De l’essai à la fiction

Pourquoi avoir décidé d’écrire un roman après plusieurs essais, remarqués en France et aux Etats-Unis ?

Le roman, finalement, c’est quelque chose que j’ai commencé avant d’avoir écrit la plupart de ces essais. J’ai commencé La Danse de l’eau en 2009, donc avant que Colère noire et même Le Procès de l’Amérique soient publiés. Mais il m’a simplement fallu dix ans pour écrire ce roman.

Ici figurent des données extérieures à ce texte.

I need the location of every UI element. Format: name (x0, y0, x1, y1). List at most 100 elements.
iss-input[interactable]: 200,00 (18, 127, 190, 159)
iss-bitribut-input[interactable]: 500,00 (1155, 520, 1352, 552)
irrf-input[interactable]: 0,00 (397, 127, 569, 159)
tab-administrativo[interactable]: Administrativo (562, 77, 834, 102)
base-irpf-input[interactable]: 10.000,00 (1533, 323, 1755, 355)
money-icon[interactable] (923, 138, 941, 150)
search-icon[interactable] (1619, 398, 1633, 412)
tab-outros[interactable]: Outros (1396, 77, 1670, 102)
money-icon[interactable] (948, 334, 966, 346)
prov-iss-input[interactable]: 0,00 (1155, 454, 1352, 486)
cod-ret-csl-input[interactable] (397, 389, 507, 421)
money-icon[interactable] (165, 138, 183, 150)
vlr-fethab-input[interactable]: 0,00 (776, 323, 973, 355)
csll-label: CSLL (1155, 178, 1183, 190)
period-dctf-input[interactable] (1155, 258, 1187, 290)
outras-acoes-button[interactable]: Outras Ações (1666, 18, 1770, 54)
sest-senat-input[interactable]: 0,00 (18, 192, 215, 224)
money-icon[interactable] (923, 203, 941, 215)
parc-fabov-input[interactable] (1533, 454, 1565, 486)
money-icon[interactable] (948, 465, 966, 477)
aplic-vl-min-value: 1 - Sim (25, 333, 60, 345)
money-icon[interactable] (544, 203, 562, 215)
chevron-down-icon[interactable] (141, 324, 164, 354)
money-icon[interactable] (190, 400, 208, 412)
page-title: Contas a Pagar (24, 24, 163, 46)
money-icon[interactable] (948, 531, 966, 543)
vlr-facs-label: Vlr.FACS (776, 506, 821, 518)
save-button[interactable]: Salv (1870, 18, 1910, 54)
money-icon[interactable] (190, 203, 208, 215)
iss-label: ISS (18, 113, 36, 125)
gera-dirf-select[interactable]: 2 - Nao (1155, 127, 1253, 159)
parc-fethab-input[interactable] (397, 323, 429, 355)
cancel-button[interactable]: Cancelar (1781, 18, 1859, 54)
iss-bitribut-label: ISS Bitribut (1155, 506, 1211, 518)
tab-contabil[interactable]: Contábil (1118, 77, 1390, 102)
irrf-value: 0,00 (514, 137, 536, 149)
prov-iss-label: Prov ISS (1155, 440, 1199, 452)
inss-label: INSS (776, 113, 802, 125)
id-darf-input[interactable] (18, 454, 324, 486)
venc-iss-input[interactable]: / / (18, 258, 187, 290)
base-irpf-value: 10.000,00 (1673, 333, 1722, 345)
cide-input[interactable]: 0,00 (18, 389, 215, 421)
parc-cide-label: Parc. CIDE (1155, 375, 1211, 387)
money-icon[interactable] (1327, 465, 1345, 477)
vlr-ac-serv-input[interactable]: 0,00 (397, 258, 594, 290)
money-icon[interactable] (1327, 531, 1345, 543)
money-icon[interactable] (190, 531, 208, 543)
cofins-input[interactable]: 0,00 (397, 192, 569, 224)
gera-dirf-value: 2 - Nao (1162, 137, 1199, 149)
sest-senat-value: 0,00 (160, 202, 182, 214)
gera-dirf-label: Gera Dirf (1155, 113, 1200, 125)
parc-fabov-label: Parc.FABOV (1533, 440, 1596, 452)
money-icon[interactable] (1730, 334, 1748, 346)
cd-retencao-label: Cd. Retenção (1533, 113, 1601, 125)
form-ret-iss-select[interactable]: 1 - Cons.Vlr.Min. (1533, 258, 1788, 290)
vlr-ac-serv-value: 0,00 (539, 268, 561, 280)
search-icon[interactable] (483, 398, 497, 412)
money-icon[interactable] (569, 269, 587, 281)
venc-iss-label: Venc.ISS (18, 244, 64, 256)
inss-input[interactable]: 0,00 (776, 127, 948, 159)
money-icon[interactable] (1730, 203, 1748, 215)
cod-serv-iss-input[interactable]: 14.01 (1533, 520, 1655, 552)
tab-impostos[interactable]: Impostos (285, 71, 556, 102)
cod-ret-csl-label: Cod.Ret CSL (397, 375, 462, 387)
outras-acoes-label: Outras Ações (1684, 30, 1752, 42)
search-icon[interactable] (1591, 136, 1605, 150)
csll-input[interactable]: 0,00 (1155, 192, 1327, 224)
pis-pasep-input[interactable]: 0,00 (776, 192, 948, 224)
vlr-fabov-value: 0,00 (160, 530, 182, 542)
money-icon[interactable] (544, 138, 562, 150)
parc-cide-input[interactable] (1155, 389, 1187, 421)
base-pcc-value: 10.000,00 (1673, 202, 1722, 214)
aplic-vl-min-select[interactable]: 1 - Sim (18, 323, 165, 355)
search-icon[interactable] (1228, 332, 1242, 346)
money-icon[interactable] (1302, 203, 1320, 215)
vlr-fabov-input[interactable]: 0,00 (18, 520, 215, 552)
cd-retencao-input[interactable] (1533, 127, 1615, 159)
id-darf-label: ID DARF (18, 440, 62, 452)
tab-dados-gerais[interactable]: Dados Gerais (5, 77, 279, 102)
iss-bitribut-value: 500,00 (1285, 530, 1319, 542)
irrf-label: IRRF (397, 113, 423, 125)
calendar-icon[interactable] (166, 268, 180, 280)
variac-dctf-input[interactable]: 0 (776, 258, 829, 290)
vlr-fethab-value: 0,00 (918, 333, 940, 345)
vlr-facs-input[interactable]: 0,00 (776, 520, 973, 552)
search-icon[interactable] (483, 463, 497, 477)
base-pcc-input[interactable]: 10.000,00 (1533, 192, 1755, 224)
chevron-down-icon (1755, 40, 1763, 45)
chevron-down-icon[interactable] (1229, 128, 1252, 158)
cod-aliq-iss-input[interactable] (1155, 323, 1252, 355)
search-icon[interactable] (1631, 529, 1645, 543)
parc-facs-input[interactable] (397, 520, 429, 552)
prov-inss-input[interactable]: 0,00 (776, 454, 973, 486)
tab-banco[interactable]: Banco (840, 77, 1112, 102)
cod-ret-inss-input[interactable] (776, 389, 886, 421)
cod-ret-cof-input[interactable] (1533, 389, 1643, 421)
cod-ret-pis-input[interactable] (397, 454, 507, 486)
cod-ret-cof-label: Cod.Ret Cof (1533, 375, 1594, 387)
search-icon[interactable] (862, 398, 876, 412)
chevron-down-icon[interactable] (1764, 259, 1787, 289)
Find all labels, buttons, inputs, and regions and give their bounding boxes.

Qu’est-ce qui a été le plus compliqué ?

On était sur une échelle très différente. En 2009, cela faisait quinze ans que je travaillais comme journaliste, mais je n’avais pas vraiment d’expérience comme romancier. Donc finalement, avec La Danse de l’eau, j’ai du apprendre à écrire de la fiction.

Métissage et esclavage

Vous avez décidé de vous attacher à l’histoire d’Hiram, un jeune esclave, fils du propriétaire blanc de la plantation de tabac. Il a un don : il est doté d’une mémoire prodigieuse. Pourquoi avoir choisi un personnage métis ?

Car en Amérique, l’ensemble de la population afro-américaine dérive de cet héritage. Nous avons tous ce métissage en nous, celui de l’esclavage. Aux Etats-Unis, l’histoire des races et celle de l’esclavage sont une seule et même histoire. Pour moi, c’était donc naturel.

Le don de “conduction”

Ce personnage incarne la mémoire de l’esclavage, et il est doté d’un don particulier : celui de la “conduction”. En quoi consiste ce pouvoir mystérieux ?

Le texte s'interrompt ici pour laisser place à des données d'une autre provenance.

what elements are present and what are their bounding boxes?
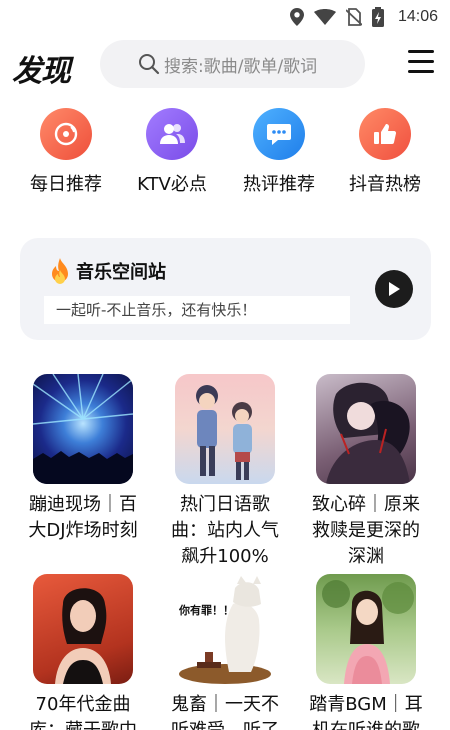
chat-bubble-icon (253, 108, 305, 160)
quick-label: 抖音热榜 (349, 174, 421, 195)
quick-item-ktv[interactable]: KTV必点 (117, 108, 227, 196)
wifi-icon (313, 9, 336, 25)
playlist-title: 鬼畜｜一天不听难受，听了 (171, 694, 279, 730)
thumbs-up-icon (359, 108, 411, 160)
cover-caption: 你有罪！！ (179, 604, 234, 617)
no-sim-icon (345, 8, 362, 26)
play-icon (389, 282, 400, 296)
play-button[interactable] (375, 270, 413, 308)
vinyl-icon (40, 108, 92, 160)
playlist-card[interactable]: 踏青BGM｜耳机在听谁的歌 (306, 574, 426, 730)
quick-item-douyin-chart[interactable]: 抖音热榜 (330, 108, 440, 196)
status-time: 14:06 (397, 8, 438, 25)
flame-icon (52, 258, 68, 284)
playlist-title: 70年代金曲库：藏于歌中 (29, 694, 137, 730)
spring-girl-cover (316, 574, 416, 684)
location-icon (289, 8, 304, 26)
users-icon (146, 108, 198, 160)
playlist-card[interactable]: 热门日语歌曲：站内人气飙升100% (165, 374, 285, 570)
page-title: 发现 (12, 54, 71, 89)
menu-icon[interactable] (408, 50, 434, 74)
music-space-title-row: 音乐空间站 (50, 258, 166, 284)
quick-label: 每日推荐 (30, 174, 102, 195)
cat-meme-cover: 你有罪！！ (175, 574, 275, 684)
quick-nav: 每日推荐 KTV必点 热评推荐 抖音热榜 (0, 108, 450, 198)
quick-item-daily[interactable]: 每日推荐 (11, 108, 121, 196)
quick-label: KTV必点 (137, 174, 207, 195)
playlist-title: 蹦迪现场｜百大DJ炸场时刻 (28, 494, 138, 541)
music-space-subtitle: 一起听-不止音乐，还有快乐！ (44, 296, 350, 324)
playlist-title: 致心碎｜原来救赎是更深的深渊 (312, 494, 420, 567)
playlist-card[interactable]: 70年代金曲库：藏于歌中 (23, 574, 143, 730)
playlist-card[interactable]: 你有罪！！ 鬼畜｜一天不听难受，听了 (165, 574, 285, 730)
anime-couple-cover (175, 374, 275, 484)
search-placeholder: 搜索:歌曲/歌单/歌词 (164, 56, 318, 77)
quick-item-hot-comments[interactable]: 热评推荐 (224, 108, 334, 196)
status-bar: 14:06 (0, 0, 450, 34)
header: 发现 搜索:歌曲/歌单/歌词 (0, 40, 450, 89)
playlist-card[interactable]: 蹦迪现场｜百大DJ炸场时刻 (23, 374, 143, 544)
quick-label: 热评推荐 (243, 174, 315, 195)
music-space-title: 音乐空间站 (76, 262, 166, 283)
search-input[interactable]: 搜索:歌曲/歌单/歌词 (100, 40, 365, 88)
retro-portrait-cover (33, 574, 133, 684)
playlist-card[interactable]: 致心碎｜原来救赎是更深的深渊 (306, 374, 426, 570)
playlist-title: 热门日语歌曲：站内人气飙升100% (171, 494, 279, 567)
search-icon (139, 54, 160, 75)
battery-charging-icon (371, 7, 384, 27)
anime-hug-cover (316, 374, 416, 484)
music-space-card[interactable]: 音乐空间站 一起听-不止音乐，还有快乐！ (20, 238, 431, 340)
playlist-title: 踏青BGM｜耳机在听谁的歌 (309, 694, 423, 730)
concert-cover (33, 374, 133, 484)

C’est la capacité de se déplacer d’un lieu à un autre. Mais pour pouvoir utiliser ce pouvoir, se déplacer sur de longues distances, il est nécessaire de puiser dans les souvenirs les plus difficiles, les plus douloureux de notre passé. Finalement, cela représente cette idée simple : pour avancer dans notre vie, il nous faut aussi nous confronter à notre passé. C’est un peu un cliché, quelque part (rires).

Une prise de conscience

Vous aussi, comme Hiram, vous avez petit-à-petit pris conscience de la manière dont la question raciale se posait aux Etats-Unis ? Non pas comme elle se posait en Virginie au XIXe siècle, mais comment la mémoire de l’esclavage et la manière dont celle-ci pouvait structurer l’espace américain.

Ici, c’est vraiment une histoire de réalisation : j’ai commencé à comprendre le monde, et donc finalement, je me retrouve aussi dans cette histoire.